The brain child of a Morwell aboriginal elder has grown to become the region’s biggest indigenous conference and has gone on to take out a national award for promoting reconciliation.
The 2011 Deadly in Gippsland Conference saw hundreds of people converge in Sale last November for a broad showcase of achievements and initiatives by and for the region’s indigenous communities.
Announced last week, the National Local Government Award for Promoting Reconciliation was awarded to Wellington Shire for their work in building relationships between indigenous and non-indigenous people.
Local aboriginal elder Esme Thompson, who was the initial driving force behind the first event held in Phillip Island in 2009, said the award was a proud reminder of how far the idea had evolved.
“It’s about getting in and showing ourselves and everyone else that we do have it in us to have these ideas and make these ideas happen,” Ms Thompson said.
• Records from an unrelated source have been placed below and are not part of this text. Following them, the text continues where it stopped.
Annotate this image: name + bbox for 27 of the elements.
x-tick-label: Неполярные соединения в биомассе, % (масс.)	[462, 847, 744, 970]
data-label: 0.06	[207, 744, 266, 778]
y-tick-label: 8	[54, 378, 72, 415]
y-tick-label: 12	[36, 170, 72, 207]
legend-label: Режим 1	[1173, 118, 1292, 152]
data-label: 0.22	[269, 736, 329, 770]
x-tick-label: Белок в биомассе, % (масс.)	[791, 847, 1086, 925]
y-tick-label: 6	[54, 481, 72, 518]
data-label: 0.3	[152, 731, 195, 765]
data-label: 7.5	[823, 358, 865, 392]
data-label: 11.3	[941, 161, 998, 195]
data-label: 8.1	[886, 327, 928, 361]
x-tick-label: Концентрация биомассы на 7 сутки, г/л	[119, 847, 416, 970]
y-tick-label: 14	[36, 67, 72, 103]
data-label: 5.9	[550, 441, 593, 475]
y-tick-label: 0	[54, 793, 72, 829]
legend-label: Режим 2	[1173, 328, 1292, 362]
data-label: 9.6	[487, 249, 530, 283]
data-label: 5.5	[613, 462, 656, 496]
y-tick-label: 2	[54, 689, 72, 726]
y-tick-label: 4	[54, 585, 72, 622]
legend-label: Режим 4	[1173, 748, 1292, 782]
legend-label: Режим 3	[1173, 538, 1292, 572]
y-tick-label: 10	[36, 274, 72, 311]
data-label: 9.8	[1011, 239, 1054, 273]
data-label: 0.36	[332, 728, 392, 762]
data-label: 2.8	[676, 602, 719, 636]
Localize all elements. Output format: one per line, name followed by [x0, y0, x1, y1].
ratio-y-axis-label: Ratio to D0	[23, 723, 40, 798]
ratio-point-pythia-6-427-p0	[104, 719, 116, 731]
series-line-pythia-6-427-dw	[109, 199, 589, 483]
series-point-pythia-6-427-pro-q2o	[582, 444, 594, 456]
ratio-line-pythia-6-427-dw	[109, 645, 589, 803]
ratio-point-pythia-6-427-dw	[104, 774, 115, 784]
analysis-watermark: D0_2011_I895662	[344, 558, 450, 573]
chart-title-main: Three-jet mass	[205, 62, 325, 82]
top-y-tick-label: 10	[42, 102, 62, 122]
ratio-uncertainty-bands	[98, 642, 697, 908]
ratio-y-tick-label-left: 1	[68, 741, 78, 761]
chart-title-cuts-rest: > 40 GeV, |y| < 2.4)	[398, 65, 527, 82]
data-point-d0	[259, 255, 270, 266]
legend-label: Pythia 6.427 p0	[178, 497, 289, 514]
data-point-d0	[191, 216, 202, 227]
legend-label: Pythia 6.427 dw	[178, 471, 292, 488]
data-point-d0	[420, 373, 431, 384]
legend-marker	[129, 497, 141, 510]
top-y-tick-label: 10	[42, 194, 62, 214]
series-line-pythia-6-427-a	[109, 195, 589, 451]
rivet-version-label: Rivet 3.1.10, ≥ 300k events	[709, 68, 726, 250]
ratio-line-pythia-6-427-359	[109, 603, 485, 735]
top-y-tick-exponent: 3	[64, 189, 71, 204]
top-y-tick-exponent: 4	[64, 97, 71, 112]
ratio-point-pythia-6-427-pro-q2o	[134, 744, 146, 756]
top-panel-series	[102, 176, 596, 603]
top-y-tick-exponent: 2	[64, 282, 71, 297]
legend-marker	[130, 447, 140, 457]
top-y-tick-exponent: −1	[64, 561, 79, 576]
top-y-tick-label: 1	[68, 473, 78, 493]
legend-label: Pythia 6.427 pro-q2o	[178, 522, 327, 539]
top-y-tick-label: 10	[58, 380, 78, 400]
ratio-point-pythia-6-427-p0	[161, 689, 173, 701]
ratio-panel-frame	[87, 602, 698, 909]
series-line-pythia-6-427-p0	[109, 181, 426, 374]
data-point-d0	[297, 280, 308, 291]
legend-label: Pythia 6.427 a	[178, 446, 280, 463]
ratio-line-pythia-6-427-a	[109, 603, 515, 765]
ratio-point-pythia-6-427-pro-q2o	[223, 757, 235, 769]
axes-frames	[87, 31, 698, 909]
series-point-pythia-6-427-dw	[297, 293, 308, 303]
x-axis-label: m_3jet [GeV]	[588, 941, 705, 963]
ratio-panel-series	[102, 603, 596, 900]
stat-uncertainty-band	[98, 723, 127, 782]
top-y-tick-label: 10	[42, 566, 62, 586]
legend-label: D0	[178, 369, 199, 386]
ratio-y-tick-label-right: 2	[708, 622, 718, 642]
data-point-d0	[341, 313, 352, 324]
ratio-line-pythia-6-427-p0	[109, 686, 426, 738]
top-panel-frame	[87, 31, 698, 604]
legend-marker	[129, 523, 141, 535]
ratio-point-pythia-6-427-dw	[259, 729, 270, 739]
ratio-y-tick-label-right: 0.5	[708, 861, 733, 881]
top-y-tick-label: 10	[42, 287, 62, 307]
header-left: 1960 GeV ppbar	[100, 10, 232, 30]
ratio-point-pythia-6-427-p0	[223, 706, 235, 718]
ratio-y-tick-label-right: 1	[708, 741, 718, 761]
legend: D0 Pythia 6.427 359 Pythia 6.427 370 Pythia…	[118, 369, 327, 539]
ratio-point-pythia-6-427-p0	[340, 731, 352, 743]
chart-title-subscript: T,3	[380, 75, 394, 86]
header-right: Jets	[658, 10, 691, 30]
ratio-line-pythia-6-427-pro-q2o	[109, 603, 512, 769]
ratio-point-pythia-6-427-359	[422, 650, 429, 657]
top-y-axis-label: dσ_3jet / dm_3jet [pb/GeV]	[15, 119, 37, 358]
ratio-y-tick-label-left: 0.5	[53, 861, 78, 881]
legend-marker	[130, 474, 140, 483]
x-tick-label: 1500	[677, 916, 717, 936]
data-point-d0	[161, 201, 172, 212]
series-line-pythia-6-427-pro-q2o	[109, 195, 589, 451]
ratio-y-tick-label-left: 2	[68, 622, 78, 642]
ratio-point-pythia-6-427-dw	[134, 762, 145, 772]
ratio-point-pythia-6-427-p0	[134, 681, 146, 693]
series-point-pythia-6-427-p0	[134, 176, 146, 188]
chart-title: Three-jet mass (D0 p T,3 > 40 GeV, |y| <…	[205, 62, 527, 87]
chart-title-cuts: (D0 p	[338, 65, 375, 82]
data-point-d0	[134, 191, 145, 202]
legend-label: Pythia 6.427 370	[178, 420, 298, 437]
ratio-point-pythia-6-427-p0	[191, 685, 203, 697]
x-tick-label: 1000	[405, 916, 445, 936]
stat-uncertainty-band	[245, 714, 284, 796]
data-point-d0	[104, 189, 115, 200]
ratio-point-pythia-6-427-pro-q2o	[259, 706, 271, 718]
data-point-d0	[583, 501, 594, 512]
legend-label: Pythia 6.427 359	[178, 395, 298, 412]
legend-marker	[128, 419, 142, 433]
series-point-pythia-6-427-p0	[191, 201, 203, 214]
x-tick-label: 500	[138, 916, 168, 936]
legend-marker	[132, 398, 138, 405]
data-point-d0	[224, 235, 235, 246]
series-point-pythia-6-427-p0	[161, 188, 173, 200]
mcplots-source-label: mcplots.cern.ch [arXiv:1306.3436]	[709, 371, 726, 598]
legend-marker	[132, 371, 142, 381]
Ms Thompson said the event succeeded in promoting reconciliation through its focus on positive outcomes.
“Rather than looking at the negative sides about what’s going in our lives, from one end of Gippsland to the other, and we need plenty more of that (positive) exposure around the place,” she said.
Ms Thompson said while there was a good range of localised initiatives across the region, the Deadly in Gippsland conferences were the first region-wide snapshot of the local achievements.
“It initially was really just a huge community gathering of our people coming down and sharing it with ourselves and the white population, but they are already looking at holding more conferences in other areas around the state, so we don’t know how big this will get.” Wellington Shire mayor Peter Clearly said it was wonderful to be recognised at a national level for all the hard work that went into organising the event.
“Council is extremely proud of the work our officers and our co-hosts, of the Sale Local Indigenous Network have done to promote reconciliation through ‘Deep Listening’, helping encourage communication and increased participation across our community,” Mr Clearly said.
“The positive atmosphere experienced by all participants is helping to strengthen partnerships across … the greater Gippsland community, and will continue to do so over the coming years.”
‘Deadly’ is a word used by indigenous communities to mean ‘really good’ or ‘great’.